If the unique item is the only one for a given base, the detection is done and again we have 100% accurate result.

Note

This is where the attributes enabled (drop-disabled items) and global (specific drops) come in handy to limit the amount of possible uniques per base.

Template matching

If neither item name or "only base" methods yield results, we attempt to match the item against its artwork. Thanks to knowing the base name we can only match the unknown image against a smaller set of items. These items have known dimensions and the base is the same, which allows us to crop the unique item even further, from 104x208px to let's say 52x52px for ring, amulets and such. This greatly improves accuracy and if the detection fails, it might be that items.csv has an incorrect value in width or height.

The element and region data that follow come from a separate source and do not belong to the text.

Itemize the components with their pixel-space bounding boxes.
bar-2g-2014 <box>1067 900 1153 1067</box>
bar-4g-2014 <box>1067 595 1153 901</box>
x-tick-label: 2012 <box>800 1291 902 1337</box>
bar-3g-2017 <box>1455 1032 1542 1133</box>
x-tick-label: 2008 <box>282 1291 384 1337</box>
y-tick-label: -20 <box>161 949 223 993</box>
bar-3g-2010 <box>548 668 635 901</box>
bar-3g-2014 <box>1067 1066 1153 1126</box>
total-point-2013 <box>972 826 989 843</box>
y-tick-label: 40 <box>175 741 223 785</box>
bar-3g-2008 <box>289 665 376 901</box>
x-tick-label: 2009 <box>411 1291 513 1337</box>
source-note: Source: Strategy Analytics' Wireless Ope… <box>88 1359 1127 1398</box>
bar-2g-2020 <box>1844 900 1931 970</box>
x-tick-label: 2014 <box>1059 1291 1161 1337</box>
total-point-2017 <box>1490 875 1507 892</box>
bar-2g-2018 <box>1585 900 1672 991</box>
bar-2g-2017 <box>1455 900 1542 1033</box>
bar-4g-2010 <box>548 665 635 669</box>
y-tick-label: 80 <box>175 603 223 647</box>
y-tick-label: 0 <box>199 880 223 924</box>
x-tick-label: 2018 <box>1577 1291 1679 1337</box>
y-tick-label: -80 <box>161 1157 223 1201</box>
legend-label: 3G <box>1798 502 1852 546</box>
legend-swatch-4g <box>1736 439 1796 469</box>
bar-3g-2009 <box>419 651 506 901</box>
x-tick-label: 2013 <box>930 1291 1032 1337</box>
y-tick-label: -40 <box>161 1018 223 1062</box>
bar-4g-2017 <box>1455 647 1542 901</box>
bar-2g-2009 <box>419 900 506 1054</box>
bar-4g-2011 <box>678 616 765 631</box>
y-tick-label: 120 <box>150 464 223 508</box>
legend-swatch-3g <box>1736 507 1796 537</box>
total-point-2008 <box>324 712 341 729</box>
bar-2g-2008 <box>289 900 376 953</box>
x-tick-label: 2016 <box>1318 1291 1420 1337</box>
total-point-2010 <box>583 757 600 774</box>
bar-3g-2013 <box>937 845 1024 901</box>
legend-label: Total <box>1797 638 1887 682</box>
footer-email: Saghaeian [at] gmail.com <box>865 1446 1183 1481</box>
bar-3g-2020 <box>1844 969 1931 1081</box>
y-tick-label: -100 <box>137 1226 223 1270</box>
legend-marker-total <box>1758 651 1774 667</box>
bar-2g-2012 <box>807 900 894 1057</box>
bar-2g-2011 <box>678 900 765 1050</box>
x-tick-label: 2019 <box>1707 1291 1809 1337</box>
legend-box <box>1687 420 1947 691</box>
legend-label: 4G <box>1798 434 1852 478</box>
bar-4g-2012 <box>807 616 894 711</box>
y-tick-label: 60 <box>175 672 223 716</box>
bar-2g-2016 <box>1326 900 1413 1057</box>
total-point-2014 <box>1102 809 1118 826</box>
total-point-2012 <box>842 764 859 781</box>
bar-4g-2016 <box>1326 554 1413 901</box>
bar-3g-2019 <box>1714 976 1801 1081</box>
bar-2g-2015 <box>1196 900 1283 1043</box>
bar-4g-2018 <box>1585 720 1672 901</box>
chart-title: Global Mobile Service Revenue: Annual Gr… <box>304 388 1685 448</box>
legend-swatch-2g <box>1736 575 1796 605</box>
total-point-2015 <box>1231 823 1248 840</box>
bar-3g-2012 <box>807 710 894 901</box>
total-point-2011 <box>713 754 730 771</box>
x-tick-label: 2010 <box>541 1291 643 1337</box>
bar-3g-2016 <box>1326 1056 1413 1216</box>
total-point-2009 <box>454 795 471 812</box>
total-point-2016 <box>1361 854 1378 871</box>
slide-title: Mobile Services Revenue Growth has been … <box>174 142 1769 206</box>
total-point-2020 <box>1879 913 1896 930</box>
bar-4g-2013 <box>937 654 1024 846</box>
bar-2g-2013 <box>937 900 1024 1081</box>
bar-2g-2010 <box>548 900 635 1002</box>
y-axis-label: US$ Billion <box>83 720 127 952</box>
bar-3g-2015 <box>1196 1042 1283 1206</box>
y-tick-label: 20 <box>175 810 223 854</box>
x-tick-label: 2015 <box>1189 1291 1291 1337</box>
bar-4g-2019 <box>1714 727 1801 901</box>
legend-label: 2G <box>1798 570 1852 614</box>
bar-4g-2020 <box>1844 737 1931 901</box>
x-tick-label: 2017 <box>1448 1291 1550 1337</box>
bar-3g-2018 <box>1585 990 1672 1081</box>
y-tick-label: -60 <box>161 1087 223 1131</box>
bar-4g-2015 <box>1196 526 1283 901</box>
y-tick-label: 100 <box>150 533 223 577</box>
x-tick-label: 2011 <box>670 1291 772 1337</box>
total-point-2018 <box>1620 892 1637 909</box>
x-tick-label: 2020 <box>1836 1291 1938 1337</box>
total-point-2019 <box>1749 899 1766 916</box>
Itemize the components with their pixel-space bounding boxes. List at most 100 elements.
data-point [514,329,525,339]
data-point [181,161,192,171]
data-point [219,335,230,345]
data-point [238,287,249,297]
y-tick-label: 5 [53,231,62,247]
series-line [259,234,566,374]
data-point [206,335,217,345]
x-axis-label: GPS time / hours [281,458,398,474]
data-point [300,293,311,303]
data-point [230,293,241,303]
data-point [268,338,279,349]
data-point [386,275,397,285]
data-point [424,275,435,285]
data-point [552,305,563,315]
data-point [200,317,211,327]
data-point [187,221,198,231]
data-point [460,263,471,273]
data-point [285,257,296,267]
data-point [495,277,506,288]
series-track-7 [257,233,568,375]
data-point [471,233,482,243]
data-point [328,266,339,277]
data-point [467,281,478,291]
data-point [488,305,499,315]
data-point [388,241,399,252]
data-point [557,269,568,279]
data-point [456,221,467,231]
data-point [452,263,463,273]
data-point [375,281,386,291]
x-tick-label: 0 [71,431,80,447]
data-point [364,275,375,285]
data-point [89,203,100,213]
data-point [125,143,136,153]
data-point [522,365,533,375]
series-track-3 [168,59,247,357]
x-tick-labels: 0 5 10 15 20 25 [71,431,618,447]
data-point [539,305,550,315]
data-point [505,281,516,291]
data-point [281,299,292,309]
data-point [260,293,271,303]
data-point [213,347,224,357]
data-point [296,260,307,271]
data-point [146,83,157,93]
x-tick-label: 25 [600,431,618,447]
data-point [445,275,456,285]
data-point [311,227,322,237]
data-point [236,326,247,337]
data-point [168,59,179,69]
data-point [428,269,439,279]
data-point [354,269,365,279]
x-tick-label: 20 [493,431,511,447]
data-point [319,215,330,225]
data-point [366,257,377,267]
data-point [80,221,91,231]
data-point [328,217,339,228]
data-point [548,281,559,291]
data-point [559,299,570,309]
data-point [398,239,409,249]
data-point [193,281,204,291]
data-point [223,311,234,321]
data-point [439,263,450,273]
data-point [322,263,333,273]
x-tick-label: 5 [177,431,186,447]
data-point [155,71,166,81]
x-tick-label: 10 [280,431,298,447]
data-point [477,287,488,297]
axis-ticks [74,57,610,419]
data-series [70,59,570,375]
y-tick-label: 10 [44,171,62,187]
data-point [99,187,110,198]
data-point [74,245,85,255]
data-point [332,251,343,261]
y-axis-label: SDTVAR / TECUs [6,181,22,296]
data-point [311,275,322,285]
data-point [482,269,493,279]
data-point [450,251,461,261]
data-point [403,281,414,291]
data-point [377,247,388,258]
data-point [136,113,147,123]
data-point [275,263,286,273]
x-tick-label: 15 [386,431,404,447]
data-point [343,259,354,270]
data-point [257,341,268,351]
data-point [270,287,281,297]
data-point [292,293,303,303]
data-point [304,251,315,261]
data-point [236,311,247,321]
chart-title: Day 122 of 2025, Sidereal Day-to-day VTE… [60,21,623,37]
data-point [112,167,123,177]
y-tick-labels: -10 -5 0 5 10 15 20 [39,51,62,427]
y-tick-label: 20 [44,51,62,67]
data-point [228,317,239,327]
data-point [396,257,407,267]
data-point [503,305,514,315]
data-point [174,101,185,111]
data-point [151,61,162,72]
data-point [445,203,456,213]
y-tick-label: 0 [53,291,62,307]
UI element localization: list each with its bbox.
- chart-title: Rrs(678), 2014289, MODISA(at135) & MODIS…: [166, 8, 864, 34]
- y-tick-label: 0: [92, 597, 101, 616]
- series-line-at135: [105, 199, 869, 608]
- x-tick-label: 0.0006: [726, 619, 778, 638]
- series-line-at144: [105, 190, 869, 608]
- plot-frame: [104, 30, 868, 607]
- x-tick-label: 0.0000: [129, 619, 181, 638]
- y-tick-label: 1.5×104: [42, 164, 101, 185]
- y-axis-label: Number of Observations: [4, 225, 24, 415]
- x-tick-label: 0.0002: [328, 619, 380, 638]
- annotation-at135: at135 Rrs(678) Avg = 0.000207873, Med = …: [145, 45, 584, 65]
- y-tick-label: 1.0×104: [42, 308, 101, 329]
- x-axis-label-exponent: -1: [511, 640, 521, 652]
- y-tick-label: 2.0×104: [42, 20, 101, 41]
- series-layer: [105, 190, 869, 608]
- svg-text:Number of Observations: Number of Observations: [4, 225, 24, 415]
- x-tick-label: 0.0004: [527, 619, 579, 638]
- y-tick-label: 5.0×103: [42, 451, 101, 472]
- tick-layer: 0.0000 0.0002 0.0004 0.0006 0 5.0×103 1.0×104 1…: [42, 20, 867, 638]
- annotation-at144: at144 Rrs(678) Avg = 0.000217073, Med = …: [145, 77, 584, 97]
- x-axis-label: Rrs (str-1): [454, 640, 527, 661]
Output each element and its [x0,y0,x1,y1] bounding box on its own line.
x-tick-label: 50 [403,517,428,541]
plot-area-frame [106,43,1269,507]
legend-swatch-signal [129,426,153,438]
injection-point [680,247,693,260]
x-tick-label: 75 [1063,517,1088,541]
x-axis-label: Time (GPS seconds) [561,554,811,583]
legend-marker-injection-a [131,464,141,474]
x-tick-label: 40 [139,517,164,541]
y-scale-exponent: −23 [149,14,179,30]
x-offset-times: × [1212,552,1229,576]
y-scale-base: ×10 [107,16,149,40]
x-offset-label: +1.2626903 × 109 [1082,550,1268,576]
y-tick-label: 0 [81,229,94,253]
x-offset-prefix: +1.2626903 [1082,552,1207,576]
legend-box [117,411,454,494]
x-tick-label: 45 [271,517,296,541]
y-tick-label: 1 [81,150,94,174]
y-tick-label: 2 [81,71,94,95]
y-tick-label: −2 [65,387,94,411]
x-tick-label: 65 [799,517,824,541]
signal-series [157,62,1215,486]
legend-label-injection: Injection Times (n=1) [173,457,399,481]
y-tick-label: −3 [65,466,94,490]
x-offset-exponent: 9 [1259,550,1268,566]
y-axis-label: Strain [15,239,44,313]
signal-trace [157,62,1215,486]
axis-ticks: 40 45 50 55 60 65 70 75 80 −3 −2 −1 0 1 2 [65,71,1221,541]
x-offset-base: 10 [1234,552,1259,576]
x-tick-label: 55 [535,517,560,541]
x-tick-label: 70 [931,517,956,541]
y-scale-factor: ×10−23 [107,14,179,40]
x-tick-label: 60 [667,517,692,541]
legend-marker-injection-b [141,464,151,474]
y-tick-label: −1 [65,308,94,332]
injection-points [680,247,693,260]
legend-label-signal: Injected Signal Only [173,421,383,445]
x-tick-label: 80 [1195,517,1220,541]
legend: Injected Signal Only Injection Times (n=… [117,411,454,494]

Generating socket variants

For better accuracy, we generate sockets onto the item image. This is what item's sockets and cols attributes are for. If there can be any sockets, we generate [1, sockets] sockets, in 4 variants: red, green, blue and white. This can give us up to 24 variants for an item with 6 sockets.

All variants are then tried using OpenCV's template matching. The result is a value called min_val which is in range [0, 1], 0 being a perfect match, 1 meaning not matched at all. We take the lowest min_val out of all tried variants and return this result.

Now we have exactly 1 result for each unique item for a given base. Again, the one with the lowest min_val wins.

Histogram comparison

For some items the template matching doesn't provide accurate enough results. For such cases, we use OpenCV's histogram comparison. This gives us a value we call hist_val and the process of selecting the best result is the same as with min_val - the lowest wins.

The best example of items that need histogram comparison is Berek's Pass, Berek's Grip and Berek's Respite. Since the template matching only uses grayscale images, the subtle difference between the colored stones cannot be detected. However, a histogram provides the information about colors in the image, which is why Two-Stone Rings are always matched using histogram comparison.

Solaris Circlet

For items Flamesight, Galesight and Thundersight, all previous methods will fail. Template matching will get us all three circlets with similar min_val, but histogram comparison is impossible, since all three can have up to four sockets with different colors. The only thing that's constant in the images are the gems located on the left and right sides of the circlet, with only the left one being unobstructed enough. Therefore, in this case we can crop out the gem and compute average colors for each channel (R, G, B) and pick the correct one based on that:

image

Picking aliased items

If the process finds that the identified item is an alias, the non-aliased version of an item is returned. For example, Agnerod West will always be detected as Agnerod South.

Debugging the detection process

There is a lot of information in the log (data/logs or terminal output). However, there is also a tool specifically written to help with the detection. Run it like this: python3 match.py <path to screenshot> --html. This will generate a web page with all known information about the matched item and possible results, with item images, their progression through the code and links to poewiki.net.